According to the American Association of Retired Persons, these are the most helpful hints on what to look for in a nursing home:
Is the facility fresh and clean? Look past the furnishings and into corners, baseboards, and windows. Odors throughout the facility are likely to indicate a problem.
"Very often, odors can tell you more about how a facility is run than anything else," Stewart says.
Staff attitude and friendliness are of the utmost importance. Observe the staff interacting with current residents. Do they listen and make eye contact? How many staff members will be truly involved in your loved one's care?
"Very often in some facilities you'll see the staff going about its work but not really interacting with the residents," says Charles Shamblin, director of nurses at Payson Care Center. "You want to see the staff everyone, from housekeeping to dietary to administration talking with the residents, stroking them, paying attention to them as they work.
Busy residents are happy residents. Ask to watch activities. Are they well attended? Does the staff seem to be enjoying the activity as well? View the community event calendar. Do they match your loved one's interests? Look for small and large group activities, trips or outings. Inquire about religious services.
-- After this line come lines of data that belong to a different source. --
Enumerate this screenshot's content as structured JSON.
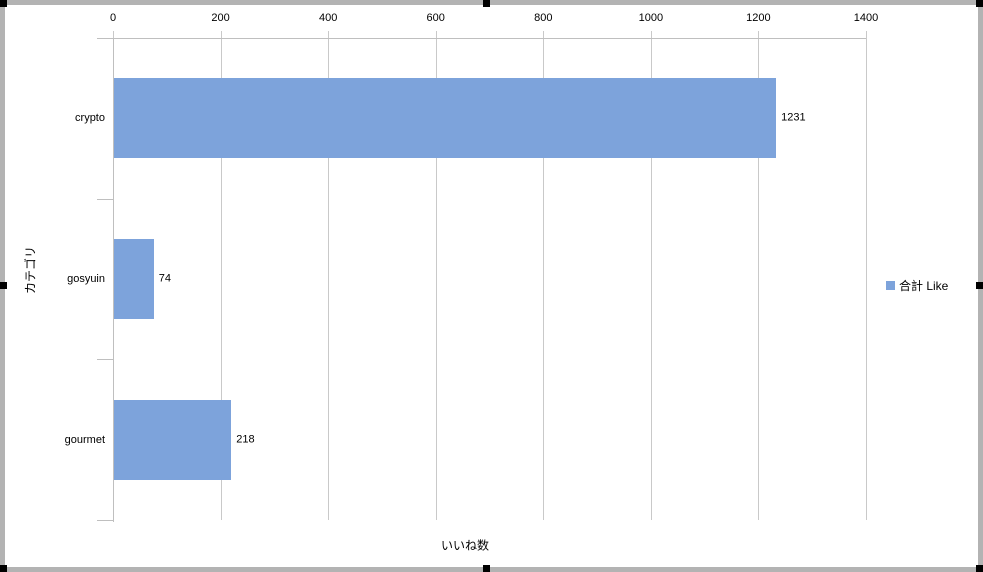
{
  "chart_data": {
    "type": "bar",
    "orientation": "horizontal",
    "title": "",
    "categories": [
      "crypto",
      "gosyuin",
      "gourmet"
    ],
    "series": [
      {
        "name": "合計 Like",
        "values": [
          1231,
          74,
          218
        ],
        "color": "#7DA3DB"
      }
    ],
    "data_labels": [
      "1231",
      "74",
      "218"
    ],
    "xlabel": "いいね数",
    "ylabel": "カテゴリ",
    "xlim": [
      0,
      1400
    ],
    "x_ticks": [
      "0",
      "200",
      "400",
      "600",
      "800",
      "1000",
      "1200",
      "1400"
    ],
    "x_tick_values": [
      0,
      200,
      400,
      600,
      800,
      1000,
      1200,
      1400
    ],
    "legend": {
      "entries": [
        "合計 Like"
      ],
      "position": "right"
    },
    "gridlines": true
  },
  "colors": {
    "bar": "#7DA3DB",
    "gridline": "#C9C9C9",
    "axis": "#BFBFBF",
    "chart_border": "#B3B3B3",
    "selection_handle": "#000000",
    "background": "#FFFFFF",
    "text": "#000000"
  }
}
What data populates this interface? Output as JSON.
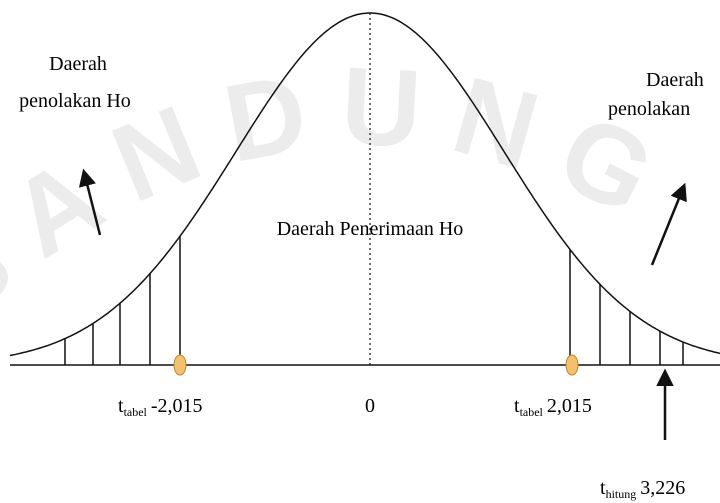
{
  "watermark": "BANDUNG",
  "left_region": {
    "line1": "Daerah",
    "line2": "penolakan Ho"
  },
  "right_region": {
    "line1": "Daerah",
    "line2": "penolakan"
  },
  "center_region": "Daerah Penerimaan Ho",
  "left_critical": {
    "symbol": "t",
    "subscript": "tabel",
    "value": "-2,015"
  },
  "center_label": "0",
  "right_critical": {
    "symbol": "t",
    "subscript": "tabel",
    "value": "2,015"
  },
  "computed": {
    "symbol": "t",
    "subscript": "hitung",
    "value": "3,226"
  }
}
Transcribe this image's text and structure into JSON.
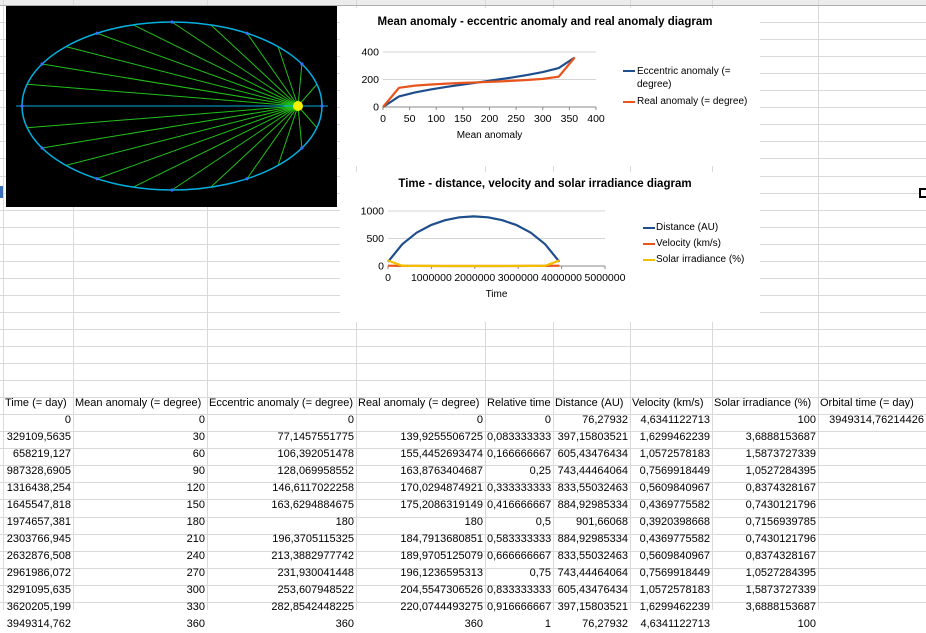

Investigate the outdoor areas for the residents. Do they feel safe and secure?
The dining room experience is very important to seniors. Discuss entree choices and ask about dining hours and procedures. Bring your loved one in for a meal to taste the food and meet some of the residents. Discuss what happens if a resident cannot make it to the dining room for a meal.
Safety and security features are very important. Are the bathrooms accessible and do they have grab bars in convenient locations? How does a resident contact staff if they have an emergency in their room or apartment? What are the staffing patterns at night versus in the daytime? How are medications managed?
Check the most recent state inspection report, which by law the nursing home must make available to you. If the home was cited for deficient practices in any quality of care areas, ask staff how they were corrected.
If your loved one has special needs (dementia, permanent kidney disease, ventilator dependency), make sure the home has experience in working with people who have had the same condition.
Trust your instincts and your heart. Can you imagine you or your loved one living there and being comfortable?
"I'd want to arrange to speak with some of the more cognizant residents and see what they feel," Shamblin says. "That will tell you pretty much everything you really need to know."